Ogni sami, sia uomo o donna, porta una cintura di pelle ricamata a cui è attaccato un coltello con il manico d’osso intagliato con figure di animali artici. È uno strumento da lavoro da usare ogni giorno, come estensione naturale delle proprie mani, che serve a scuoiare, tagliare il legno e uccidere, e accompagna ogni sami per tutta la vita, dal battesimo alla morte. Oggi un abito tipico sami – un gakti – completo di cintura e scarpe in pelle e pelo di renna può arrivare a costare sino a mille euro, a volte anche di più. Insieme al gakti i sami indossano gioielli e ornamenti in argento – ma prima di scoprire l’argento si utilizzava la mica, una pietra scura che, colpita dai raggi del sole, brilla in modo straordinario. Vestiti in questo modo ogni giorno i sami affrontano la tundra artica, la sfida del ghiaccio e delle tormente in inverno, e quella del vento forte che sferza la pelle e ferisce gli occhi in estate.

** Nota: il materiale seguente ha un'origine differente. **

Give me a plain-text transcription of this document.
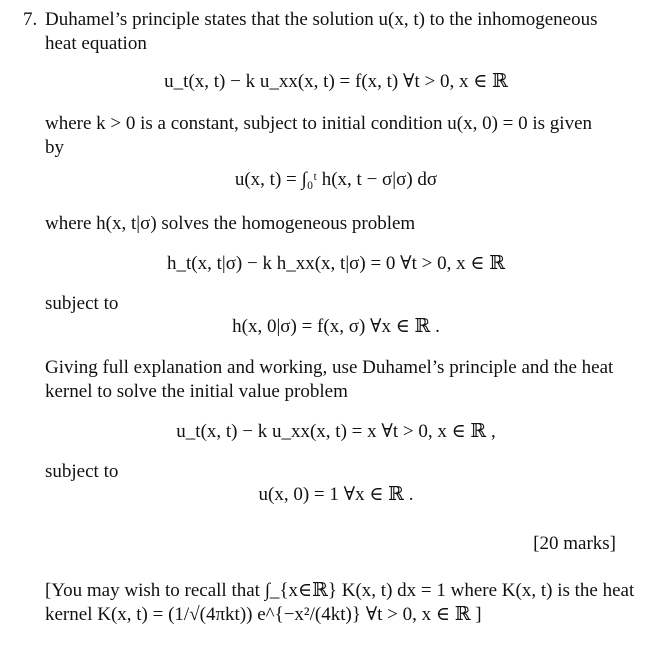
7. Duhamel’s principle states that the solution u(x, t) to the inhomogeneous
heat equation
u_t(x, t) − k u_xx(x, t) = f(x, t) ∀t > 0, x ∈ ℝ
where k > 0 is a constant, subject to initial condition u(x, 0) = 0 is given
by
u(x, t) = ∫₀ᵗ h(x, t − σ|σ) dσ
where h(x, t|σ) solves the homogeneous problem
h_t(x, t|σ) − k h_xx(x, t|σ) = 0 ∀t > 0, x ∈ ℝ
subject to
h(x, 0|σ) = f(x, σ) ∀x ∈ ℝ .
Giving full explanation and working, use Duhamel’s principle and the heat
kernel to solve the initial value problem
u_t(x, t) − k u_xx(x, t) = x ∀t > 0, x ∈ ℝ ,
subject to
u(x, 0) = 1 ∀x ∈ ℝ .
[20 marks]
[You may wish to recall that ∫_{x∈ℝ} K(x, t) dx = 1 where K(x, t) is the heat
kernel K(x, t) = (1/√(4πkt)) e^{−x²/(4kt)} ∀t > 0, x ∈ ℝ ]
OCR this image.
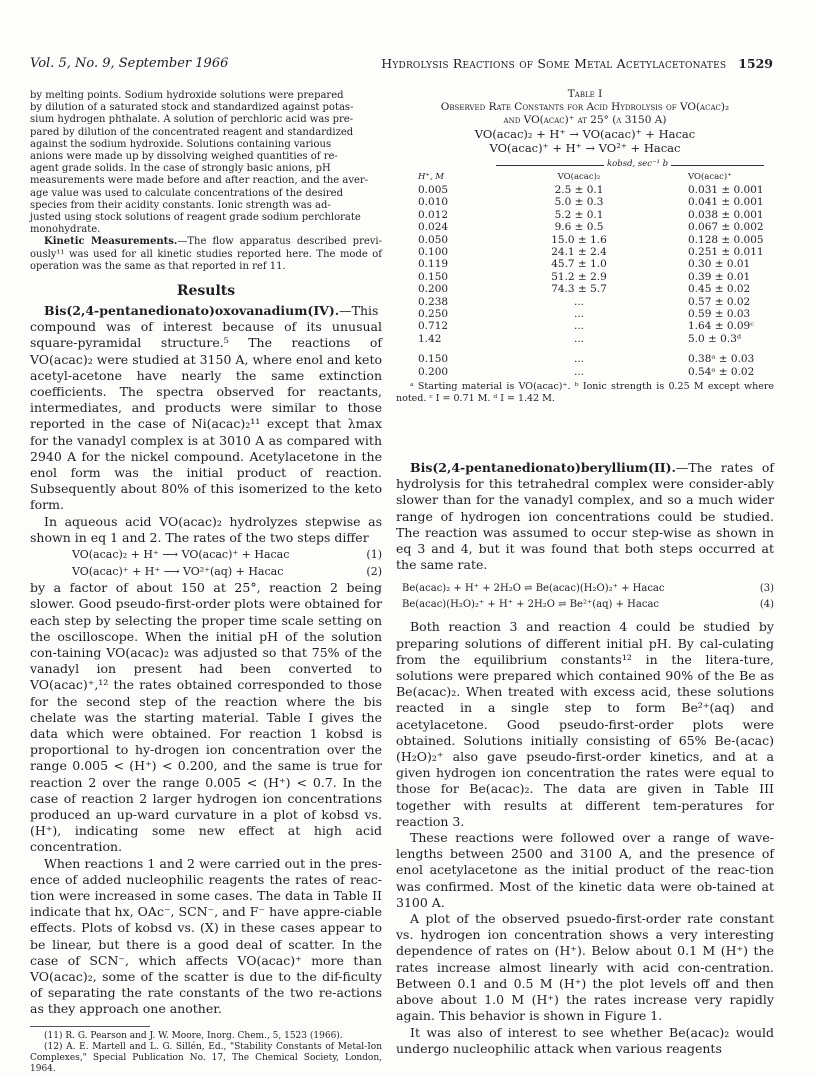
Vol. 5, No. 9, September 1966	Hydrolysis Reactions of Some Metal Acetylacetonates 1529
by melting points. Sodium hydroxide solutions were prepared
by dilution of a saturated stock and standardized against potas-
sium hydrogen phthalate. A solution of perchloric acid was pre-
pared by dilution of the concentrated reagent and standardized
against the sodium hydroxide. Solutions containing various
anions were made up by dissolving weighed quantities of re-
agent grade solids. In the case of strongly basic anions, pH
measurements were made before and after reaction, and the aver-
age value was used to calculate concentrations of the desired
species from their acidity constants. Ionic strength was ad-
justed using stock solutions of reagent grade sodium perchlorate
monohydrate.

Kinetic Measurements.—The flow apparatus described previ-ously¹¹ was used for all kinetic studies reported here. The mode of operation was the same as that reported in ref 11.

Results

Bis(2,4-pentanedionato)oxovanadium(IV).—This compound was of interest because of its unusual square-pyramidal structure.⁵ The reactions of VO(acac)₂ were studied at 3150 A, where enol and keto acetyl-acetone have nearly the same extinction coefficients. The spectra observed for reactants, intermediates, and products were similar to those reported in the case of Ni(acac)₂¹¹ except that λmax for the vanadyl complex is at 3010 A as compared with 2940 A for the nickel compound. Acetylacetone in the enol form was the initial product of reaction. Subsequently about 80% of this isomerized to the keto form.

In aqueous acid VO(acac)₂ hydrolyzes stepwise as shown in eq 1 and 2. The rates of the two steps differ

VO(acac)₂ + H⁺ ⟶ VO(acac)⁺ + Hacac	(1)
VO(acac)⁺ + H⁺ ⟶ VO²⁺(aq) + Hacac	(2)

by a factor of about 150 at 25°, reaction 2 being slower. Good pseudo-first-order plots were obtained for each step by selecting the proper time scale setting on the oscilloscope. When the initial pH of the solution con-taining VO(acac)₂ was adjusted so that 75% of the vanadyl ion present had been converted to VO(acac)⁺,¹² the rates obtained corresponded to those for the second step of the reaction where the bis chelate was the starting material. Table I gives the data which were obtained. For reaction 1 kobsd is proportional to hy-drogen ion concentration over the range 0.005 < (H⁺) < 0.200, and the same is true for reaction 2 over the range 0.005 < (H⁺) < 0.7. In the case of reaction 2 larger hydrogen ion concentrations produced an up-ward curvature in a plot of kobsd vs. (H⁺), indicating some new effect at high acid concentration.

When reactions 1 and 2 were carried out in the pres-ence of added nucleophilic reagents the rates of reac-tion were increased in some cases. The data in Table II indicate that hx, OAc⁻, SCN⁻, and F⁻ have appre-ciable effects. Plots of kobsd vs. (X) in these cases appear to be linear, but there is a good deal of scatter. In the case of SCN⁻, which affects VO(acac)⁺ more than VO(acac)₂, some of the scatter is due to the dif-ficulty of separating the rate constants of the two re-actions as they approach one another.

(11) R. G. Pearson and J. W. Moore, Inorg. Chem., 5, 1523 (1966).

(12) A. E. Martell and L. G. Sillén, Ed., "Stability Constants of Metal-Ion Complexes," Special Publication No. 17, The Chemical Society, London, 1964.

Table I
Observed Rate Constants for Acid Hydrolysis of VO(acac)₂
and VO(acac)⁺ at 25° (λ 3150 A)
VO(acac)₂ + H⁺ → VO(acac)⁺ + Hacac
VO(acac)⁺ + H⁺ → VO²⁺ + Hacac
kobsd, sec⁻¹ b
H⁺, M	VO(acac)₂	VO(acac)⁺
0.005	2.5 ± 0.1	0.031 ± 0.001
0.010	5.0 ± 0.3	0.041 ± 0.001
0.012	5.2 ± 0.1	0.038 ± 0.001
0.024	9.6 ± 0.5	0.067 ± 0.002
0.050	15.0 ± 1.6	0.128 ± 0.005
0.100	24.1 ± 2.4	0.251 ± 0.011
0.119	45.7 ± 1.0	0.30 ± 0.01
0.150	51.2 ± 2.9	0.39 ± 0.01
0.200	74.3 ± 5.7	0.45 ± 0.02
0.238	...	0.57 ± 0.02
0.250	...	0.59 ± 0.03
0.712	...	1.64 ± 0.09ᶜ
1.42	...	5.0 ± 0.3ᵈ

0.150	...	0.38ᵃ ± 0.03
0.200	...	0.54ᵃ ± 0.02

ᵃ Starting material is VO(acac)⁺. ᵇ Ionic strength is 0.25 M except where noted. ᶜ I = 0.71 M. ᵈ I = 1.42 M.

Bis(2,4-pentanedionato)beryllium(II).—The rates of hydrolysis for this tetrahedral complex were consider-ably slower than for the vanadyl complex, and so a much wider range of hydrogen ion concentrations could be studied. The reaction was assumed to occur step-wise as shown in eq 3 and 4, but it was found that both steps occurred at the same rate.

Be(acac)₂ + H⁺ + 2H₂O ⇌ Be(acac)(H₂O)₂⁺ + Hacac	(3)
Be(acac)(H₂O)₂⁺ + H⁺ + 2H₂O ⇌ Be²⁺(aq) + Hacac	(4)

Both reaction 3 and reaction 4 could be studied by preparing solutions of different initial pH. By cal-culating from the equilibrium constants¹² in the litera-ture, solutions were prepared which contained 90% of the Be as Be(acac)₂. When treated with excess acid, these solutions reacted in a single step to form Be²⁺(aq) and acetylacetone. Good pseudo-first-order plots were obtained. Solutions initially consisting of 65% Be-(acac)(H₂O)₂⁺ also gave pseudo-first-order kinetics, and at a given hydrogen ion concentration the rates were equal to those for Be(acac)₂. The data are given in Table III together with results at different tem-peratures for reaction 3.

These reactions were followed over a range of wave-lengths between 2500 and 3100 A, and the presence of enol acetylacetone as the initial product of the reac-tion was confirmed. Most of the kinetic data were ob-tained at 3100 A.

A plot of the observed psuedo-first-order rate constant vs. hydrogen ion concentration shows a very interesting dependence of rates on (H⁺). Below about 0.1 M (H⁺) the rates increase almost linearly with acid con-centration. Between 0.1 and 0.5 M (H⁺) the plot levels off and then above about 1.0 M (H⁺) the rates increase very rapidly again. This behavior is shown in Figure 1.

It was also of interest to see whether Be(acac)₂ would undergo nucleophilic attack when various reagents
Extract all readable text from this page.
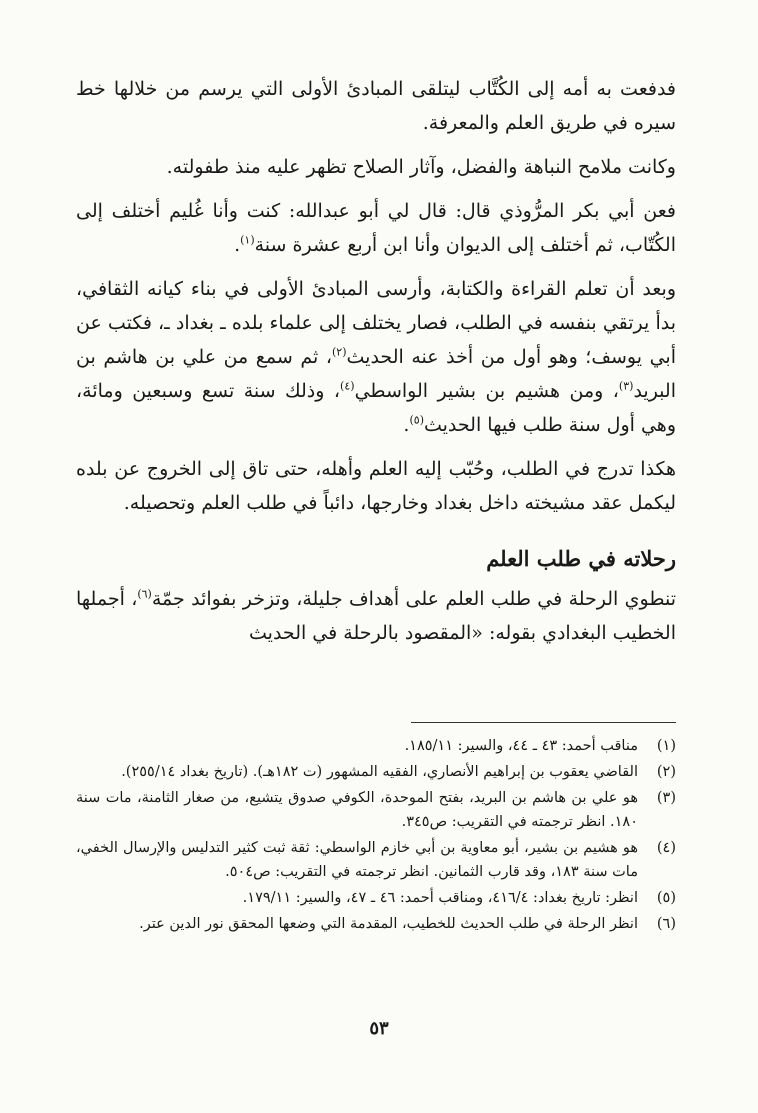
فدفعت به أمه إلى الكُتَّاب ليتلقى المبادئ الأولى التي يرسم من خلالها خط سيره في طريق العلم والمعرفة.

وكانت ملامح النباهة والفضل، وآثار الصلاح تظهر عليه منذ طفولته.

فعن أبي بكر المرُّوذي قال: قال لي أبو عبدالله: كنت وأنا غُليم أختلف إلى الكُتّاب، ثم أختلف إلى الديوان وأنا ابن أربع عشرة سنة$^{(١)}$.

وبعد أن تعلم القراءة والكتابة، وأرسى المبادئ الأولى في بناء كيانه الثقافي، بدأ يرتقي بنفسه في الطلب، فصار يختلف إلى علماء بلده ـ بغداد ـ، فكتب عن أبي يوسف؛ وهو أول من أخذ عنه الحديث$^{(٢)}$، ثم سمع من علي بن هاشم بن البريد$^{(٣)}$، ومن هشيم بن بشير الواسطي$^{(٤)}$، وذلك سنة تسع وسبعين ومائة، وهي أول سنة طلب فيها الحديث$^{(٥)}$.

هكذا تدرج في الطلب، وحُبّب إليه العلم وأهله، حتى تاق إلى الخروج عن بلده ليكمل عقد مشيخته داخل بغداد وخارجها، دائباً في طلب العلم وتحصيله.

رحلاته في طلب العلم

تنطوي الرحلة في طلب العلم على أهداف جليلة، وتزخر بفوائد جمّة$^{(٦)}$، أجملها الخطيب البغدادي بقوله: «المقصود بالرحلة في الحديث

(١)
مناقب أحمد: ٤٣ ـ ٤٤، والسير: ١٨٥/١١.
(٢)
القاضي يعقوب بن إبراهيم الأنصاري، الفقيه المشهور (ت ١٨٢هـ). (تاريخ بغداد ٢٥٥/١٤).
(٣)
هو علي بن هاشم بن البريد، بفتح الموحدة، الكوفي صدوق يتشيع، من صغار الثامنة، مات سنة ١٨٠. انظر ترجمته في التقريب: ص٣٤٥.
(٤)
هو هشيم بن بشير، أبو معاوية بن أبي خازم الواسطي: ثقة ثبت كثير التدليس والإرسال الخفي، مات سنة ١٨٣، وقد قارب الثمانين. انظر ترجمته في التقريب: ص٥٠٤.
(٥)
انظر: تاريخ بغداد: ٤١٦/٤، ومناقب أحمد: ٤٦ ـ ٤٧، والسير: ١٧٩/١١.
(٦)
انظر الرحلة في طلب الحديث للخطيب، المقدمة التي وضعها المحقق نور الدين عتر.
٥٣
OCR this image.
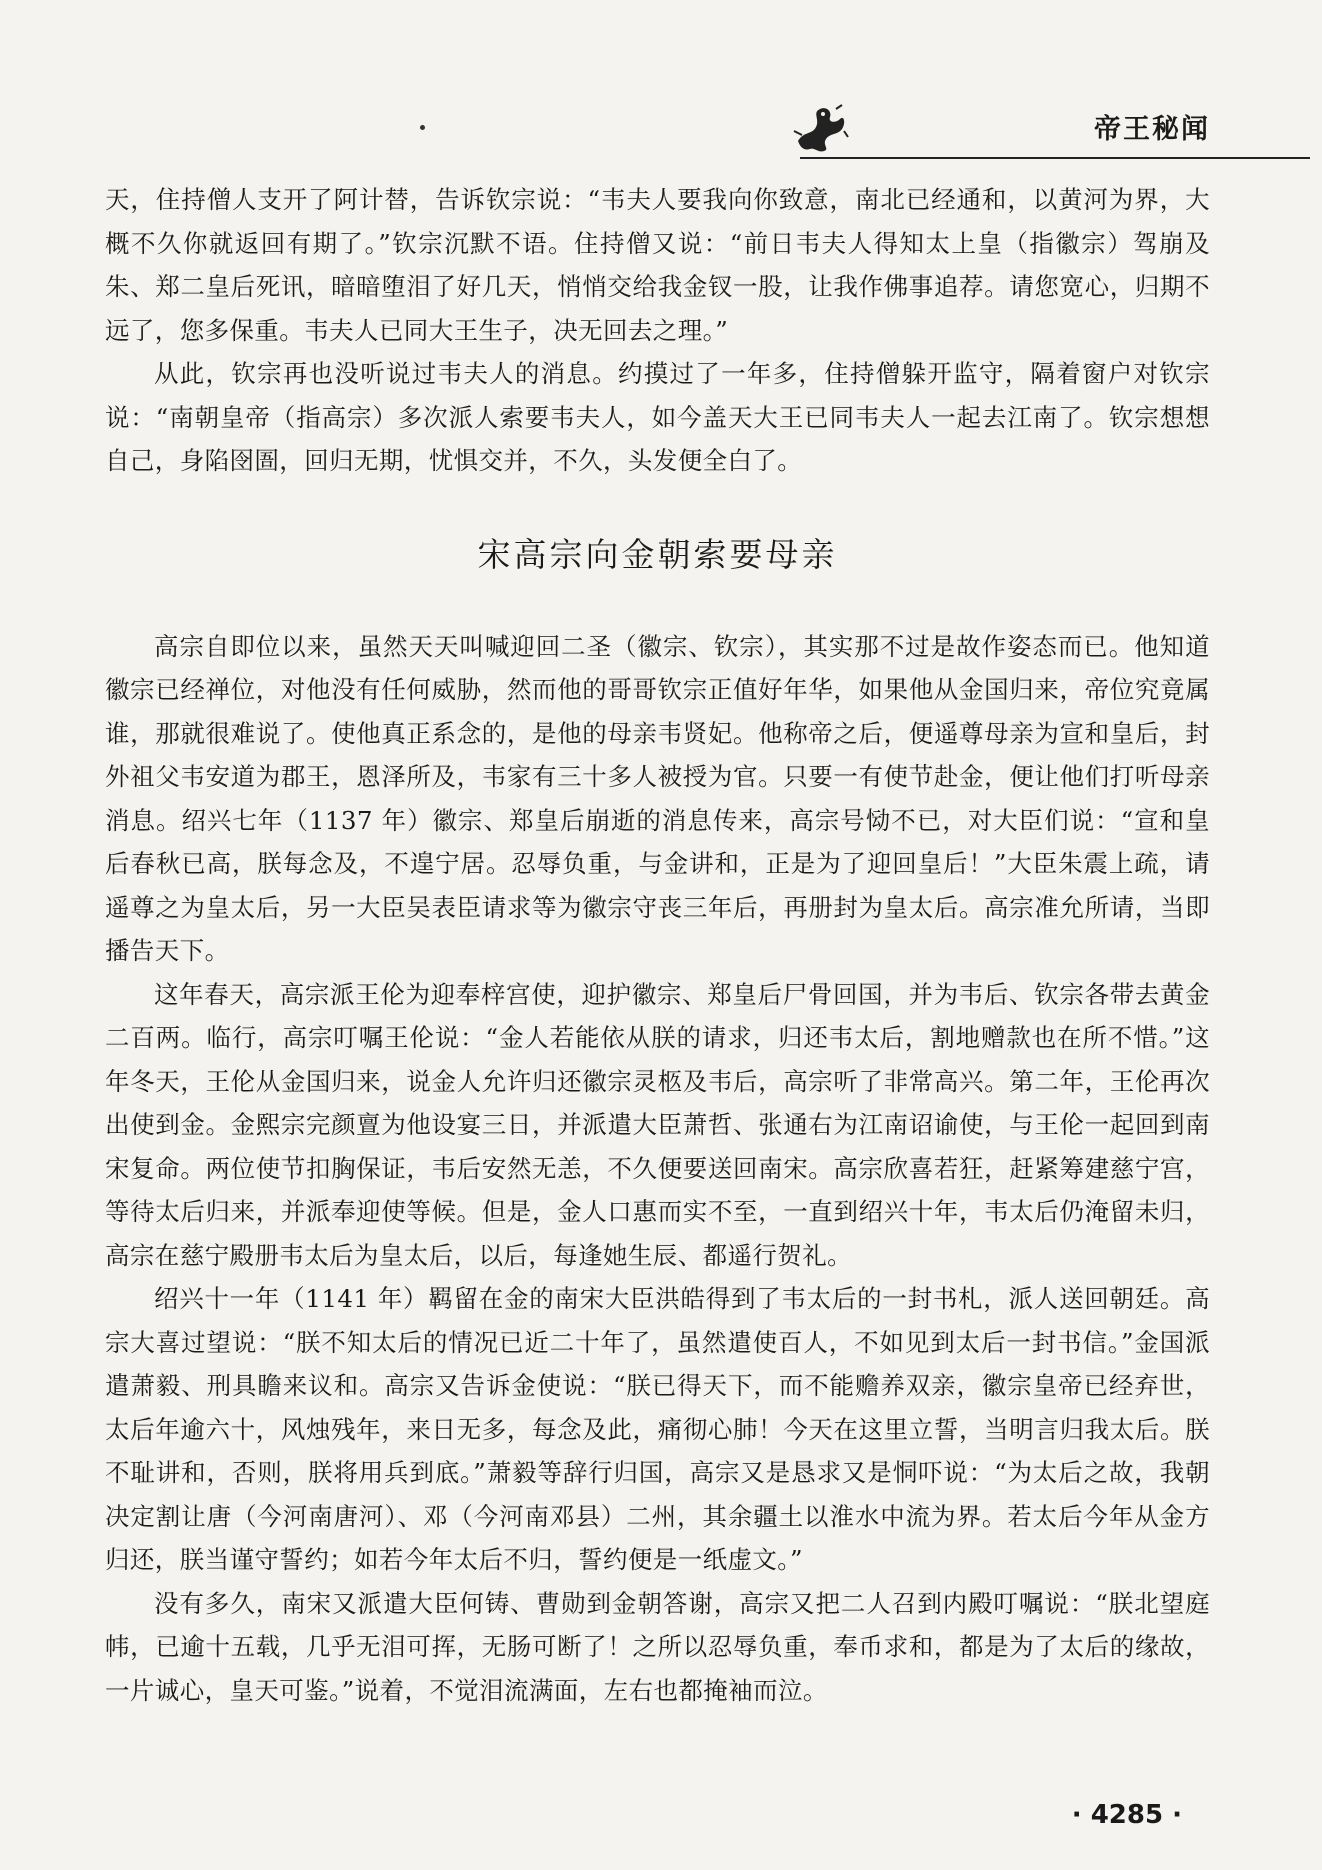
帝王秘闻

天，住持僧人支开了阿计替，告诉钦宗说：“韦夫人要我向你致意，南北已经通和，以黄河为界，大概不久你就返回有期了。”钦宗沉默不语。住持僧又说：“前日韦夫人得知太上皇（指徽宗）驾崩及朱、郑二皇后死讯，暗暗堕泪了好几天，悄悄交给我金钗一股，让我作佛事追荐。请您宽心，归期不远了，您多保重。韦夫人已同大王生子，决无回去之理。”

从此，钦宗再也没听说过韦夫人的消息。约摸过了一年多，住持僧躲开监守，隔着窗户对钦宗说：“南朝皇帝（指高宗）多次派人索要韦夫人，如今盖天大王已同韦夫人一起去江南了。钦宗想想自己，身陷囹圄，回归无期，忧惧交并，不久，头发便全白了。

宋高宗向金朝索要母亲

高宗自即位以来，虽然天天叫喊迎回二圣（徽宗、钦宗），其实那不过是故作姿态而已。他知道徽宗已经禅位，对他没有任何威胁，然而他的哥哥钦宗正值好年华，如果他从金国归来，帝位究竟属谁，那就很难说了。使他真正系念的，是他的母亲韦贤妃。他称帝之后，便遥尊母亲为宣和皇后，封外祖父韦安道为郡王，恩泽所及，韦家有三十多人被授为官。只要一有使节赴金，便让他们打听母亲消息。绍兴七年（1137 年）徽宗、郑皇后崩逝的消息传来，高宗号恸不已，对大臣们说：“宣和皇后春秋已高，朕每念及，不遑宁居。忍辱负重，与金讲和，正是为了迎回皇后！”大臣朱震上疏，请遥尊之为皇太后，另一大臣吴表臣请求等为徽宗守丧三年后，再册封为皇太后。高宗准允所请，当即播告天下。

这年春天，高宗派王伦为迎奉梓宫使，迎护徽宗、郑皇后尸骨回国，并为韦后、钦宗各带去黄金二百两。临行，高宗叮嘱王伦说：“金人若能依从朕的请求，归还韦太后，割地赠款也在所不惜。”这年冬天，王伦从金国归来，说金人允许归还徽宗灵柩及韦后，高宗听了非常高兴。第二年，王伦再次出使到金。金熙宗完颜亶为他设宴三日，并派遣大臣萧哲、张通右为江南诏谕使，与王伦一起回到南宋复命。两位使节扣胸保证，韦后安然无恙，不久便要送回南宋。高宗欣喜若狂，赶紧筹建慈宁宫，等待太后归来，并派奉迎使等候。但是，金人口惠而实不至，一直到绍兴十年，韦太后仍淹留未归，高宗在慈宁殿册韦太后为皇太后，以后，每逢她生辰、都遥行贺礼。

绍兴十一年（1141 年）羁留在金的南宋大臣洪皓得到了韦太后的一封书札，派人送回朝廷。高宗大喜过望说：“朕不知太后的情况已近二十年了，虽然遣使百人，不如见到太后一封书信。”金国派遣萧毅、刑具瞻来议和。高宗又告诉金使说：“朕已得天下，而不能赡养双亲，徽宗皇帝已经弃世，太后年逾六十，风烛残年，来日无多，每念及此，痛彻心肺！今天在这里立誓，当明言归我太后。朕不耻讲和，否则，朕将用兵到底。”萧毅等辞行归国，高宗又是恳求又是恫吓说：“为太后之故，我朝决定割让唐（今河南唐河）、邓（今河南邓县）二州，其余疆土以淮水中流为界。若太后今年从金方归还，朕当谨守誓约；如若今年太后不归，誓约便是一纸虚文。”

没有多久，南宋又派遣大臣何铸、曹勋到金朝答谢，高宗又把二人召到内殿叮嘱说：“朕北望庭帏，已逾十五载，几乎无泪可挥，无肠可断了！之所以忍辱负重，奉币求和，都是为了太后的缘故，一片诚心，皇天可鉴。”说着，不觉泪流满面，左右也都掩袖而泣。

· 4285 ·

Non ci sono specchi nella tundra e neppure a Dandora, e non ne immagino in un campo di concentramento o in un campo profughi, dove manca persino il bagno. Ma ovunque c’è la consapevolezza che indossare un oggetto bello o truccarsi gli occhi per mostrarsi all’altro con dignità permetta di recuperare il ricordo di una vita precedente o di credere in un futuro migliore.
È un po’ come quando alla fine di una storia d’amore o in un momento di forte cambiamento nella vita, si compra un vestito nuovo o ci si taglia i capelli per vedersi diversi e piacersi di più».
È in fondo la stessa spinta vitale, un misto di orgoglio e vanità, di voglia di rinascita e consapevolezza di sé, di bisogno di apparire al meglio anche senza uno specchio, che racconta a che cosa serve sentirci belli.